Tinha 13 anos de idade quando passei a estudar na escola estadual Francisco Glicério. Centro da cidade. Escola pública de excelência e foco de experimentações pioneiras na área de educação. Foi ali que forjei minhas primeiras amizades e de vez em quando tinha um programa: caminhar até a banca do Enoch. Ou melhor, tio Enoch. Sorriso fácil, uma tirada na ponta da língua e futebol como cardápio. De preferência, da Ponte Preta.
Foi ali, naquele espaço minúsculo, em frente do ponto de táxi da rua Campos Sales e ao lado do Palácio da Justiça que assistia as primeiras “mesas redondas”. Esqueça, não tínhamos as estrelas que já desfilavam na Rádio Central e na Educadora FM. Os debatedores eram únicos. E diferentes.
Começava por Amadeu, um senhor de aproximadamente 80 anos. Porteiro de um edifício em frente à banca. De péssimo humor, sem papas na língua, era um pontepretano com uma implicância: o meia atacante Binhão, atleta na década de 1980. Bastava pronunciar o nome que já vinha todos os palavrões disponíveis no Aurélio. Existia ainda o Neguitinho. Sorriso fácil, pasta “007” na mão para vender planos de saúde e uma sede infinita para falar do Corinthians. E existia um senhor albino, de barba branca espessa.
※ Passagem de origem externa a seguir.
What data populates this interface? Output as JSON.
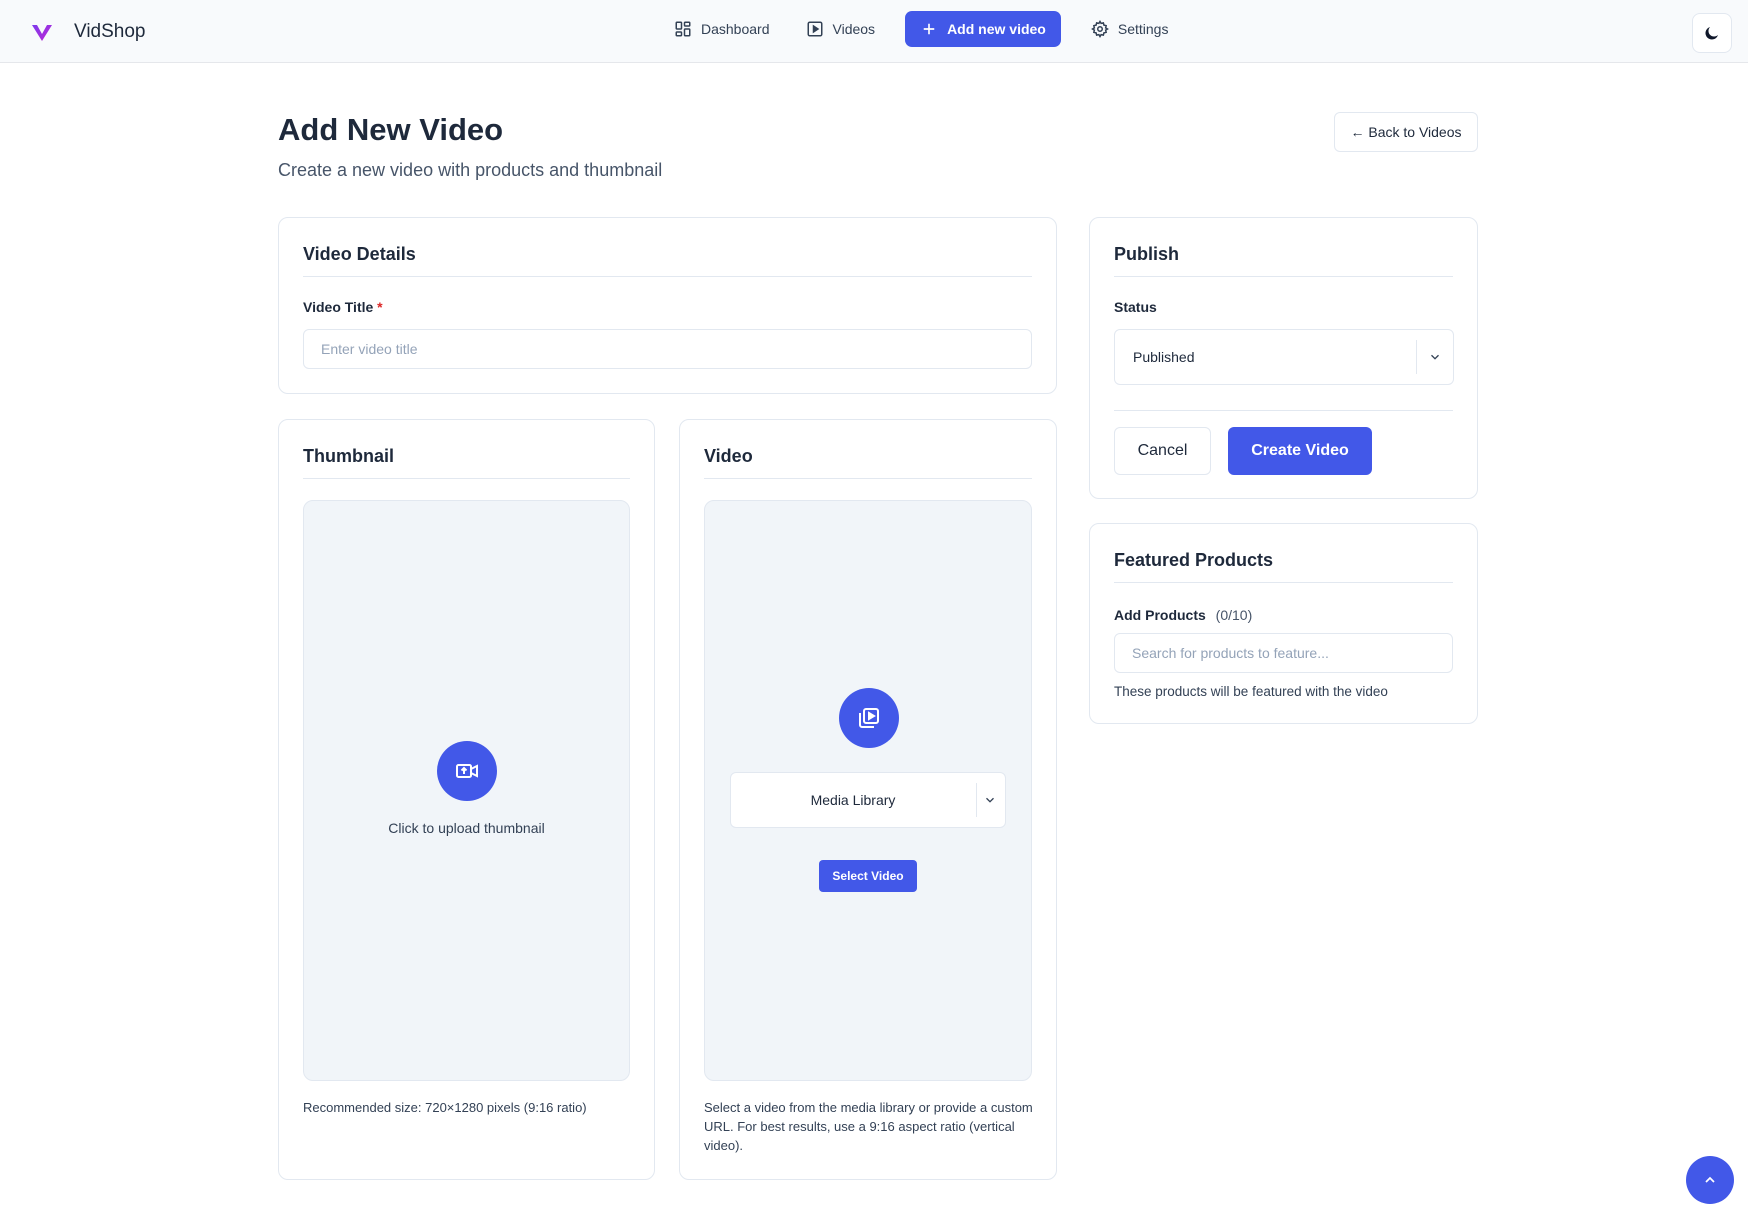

Seu apelido: papai Noel. Até hoje não sei o seu nome.
As vezes ficava seis ou sete minutos e depois pegava o ônibus no terminal 2, a linha 6.14. Em outros permanecia por horas e horas. Esperava meu tio fechar a banca e subia para pegar a trilha de casa. E radinho colado no ouvido, na ânsia de ouvir a Central Esportiva. Ora com apresentação de Roberto Leite e comentários de Carlos Gonçalves ou Valdemir Gomes e em outros dias com José Arnaldo e Brasil de Oliveira, a melhor dupla de programa esportivo da história do rádio esportivo campineiro. Insuperáveis.
Minha paixão pelos dérbis cresceu naquela banca. Comprava jornais, revistas e me divirtia com as tiradas e piadas do meu tio. Ora imitava meu pai ou seus irmãos, em outros requisitava para que o motorista de táxi pagasse o boleto na casa lotérica. E se aparecesse o passageiro? Isso é o de menos. O que interessa era falar de futebol, de Ponte Preta, Guarani, dos craques, dos lances que passavam no Fantástico…
A gente cresce, abraça uma profissão, assume outros compromissos e o futebol ás vezes parecia algo fora de propósito. Como virei jornalista e busco especialização na área esportiva, sempre passava na banca. Não só para falar e me divertir com meu tio Enoch como também para sustentar o contato com as ruas, com aquilo que realmente pensa do jogo da bola.
Sábado será diferente. Nostálgico. Meu tio Enoch faleceu em 30 de agosto do ano passado. O último dérbi disputado em 2018 foi em 25 de agosto, no Majestoso e terminou sem gols. Foi o último acompanhado em vida por meu tio.
Não é que a gente concorda. Acostuma-se. Após o seu falecimento, de maneira correta, minha tia, meu primo Juninho e suas filhas decidiram vender o espaço para outro comerciante.
Duro aceitar o fim de uma era. De afeto, de comunhão entre as pessoas e quando o derbi era antes de tudo, o símbolo de uma cidade que do seu jeito formava vínculos, afeto e solidariedade. Esse futebol campineiro não existe mais. Faz falta. Assim como meu tio.